Not seeing anything in the refrigerator that appealed, he closed it. “I should check on the stub,” he said, glancing at the controller, uncomfortable with not being able to tell her what Lev, or for that matter Lowbeer, had told him. He looked down at a third of the nanny, squirming to escape Rainey’s tickling. It seemed to look back at him, out of shoe-button eyes.
“Go ahead,” said Rainey. “Seems like a good idea.”
He went to the couch, sat down beside the controller, picked it up, and put it on.
What would happen if I used this to call my mother?” Verity asked Virgil, indicating a hotel phone.
“Is she on cell?” Virgil asked, still on the couch with his feet up.
“Landline. She only turns her cell on if she’s out with it and needs to make a call.”
“Assuming Cursion’s tapped it, they’d record the conversation, probably be able to get the room number.

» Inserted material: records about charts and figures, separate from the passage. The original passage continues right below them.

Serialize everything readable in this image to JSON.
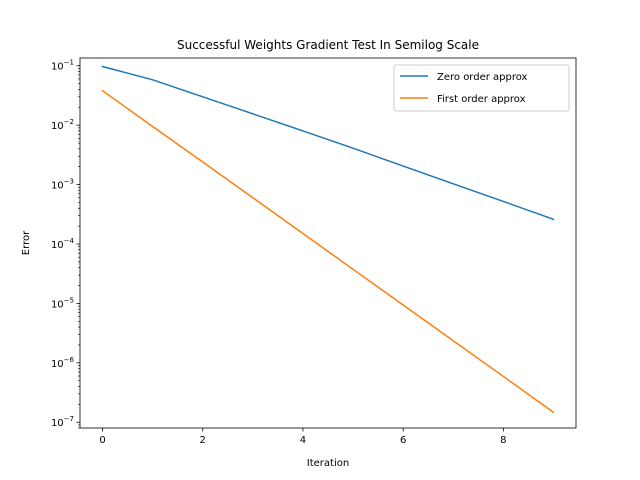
{
  "chart_data": {
    "type": "line",
    "title": "Successful Weights Gradient Test In Semilog Scale",
    "xlabel": "Iteration",
    "ylabel": "Error",
    "yscale": "log",
    "xlim": [
      -0.45,
      9.45
    ],
    "ylim": [
      8e-08,
      0.135
    ],
    "x_ticks": [
      0,
      2,
      4,
      6,
      8
    ],
    "y_ticks": [
      {
        "value": 1e-07,
        "base": "10",
        "exp": "−7"
      },
      {
        "value": 1e-06,
        "base": "10",
        "exp": "−6"
      },
      {
        "value": 1e-05,
        "base": "10",
        "exp": "−5"
      },
      {
        "value": 0.0001,
        "base": "10",
        "exp": "−4"
      },
      {
        "value": 0.001,
        "base": "10",
        "exp": "−3"
      },
      {
        "value": 0.01,
        "base": "10",
        "exp": "−2"
      },
      {
        "value": 0.1,
        "base": "10",
        "exp": "−1"
      }
    ],
    "x": [
      0,
      1,
      2,
      3,
      4,
      5,
      6,
      7,
      8,
      9
    ],
    "series": [
      {
        "name": "Zero order approx",
        "color": "#1f77b4",
        "values": [
          0.097,
          0.058,
          0.03,
          0.0155,
          0.008,
          0.0041,
          0.00205,
          0.00103,
          0.00052,
          0.00026
        ]
      },
      {
        "name": "First order approx",
        "color": "#ff7f0e",
        "values": [
          0.038,
          0.0095,
          0.0024,
          0.0006,
          0.00015,
          3.75e-05,
          9.4e-06,
          2.35e-06,
          5.9e-07,
          1.47e-07
        ]
      }
    ],
    "legend_position": "top-right",
    "grid": false
  }
}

According to your IT lady in the future—”
“Ash,” Verity said.
“She says Cursion aren’t, in themselves, a big deal. That they’re ex-government, so unconnected to state power. Which doesn’t make her happy, though, because she says that makes them liable to fuck us up without even meaning to. No street smarts. Way she thinks reminds me of what I do for Stets.”
“Except for what you do for Stets, not many people would’ve heard of him.”
“I didn’t hear you say that,” he said, and smiled. “But thanks. To the man’s credit, though, I know he tends to agree. But back to Cursion. Ash says Gavin’s their front in the industry, an actual businessperson with a background in technology. If you called your mother, those are the kind of people you might alert to our whereabouts. Hers too, though they probably already have that.”
“Stets still doesn’t have anyone exclusively on security?”
“Few of us do keep an eye on things,” he said.
“I know. You always did.”
“Caitlin doesn’t have security staff either. Her father has people in Paris, when she and Stets visit him, but they all have gray hair. The ones we notice, anyway.” He put one of his feet down and dug in a pants pocket. “Speaking of phones, I took delivery of this one while you were sleeping.” He leaned over to hand her a phone. “Not in your name.” He passed her a black charger, its cable wound around it, and a pair of black earbuds. “Not okay to phone your mother on, or anyone else Cursion might know you know, but you’ve got the web, and it’s programmed to dial fresh burners of ours.”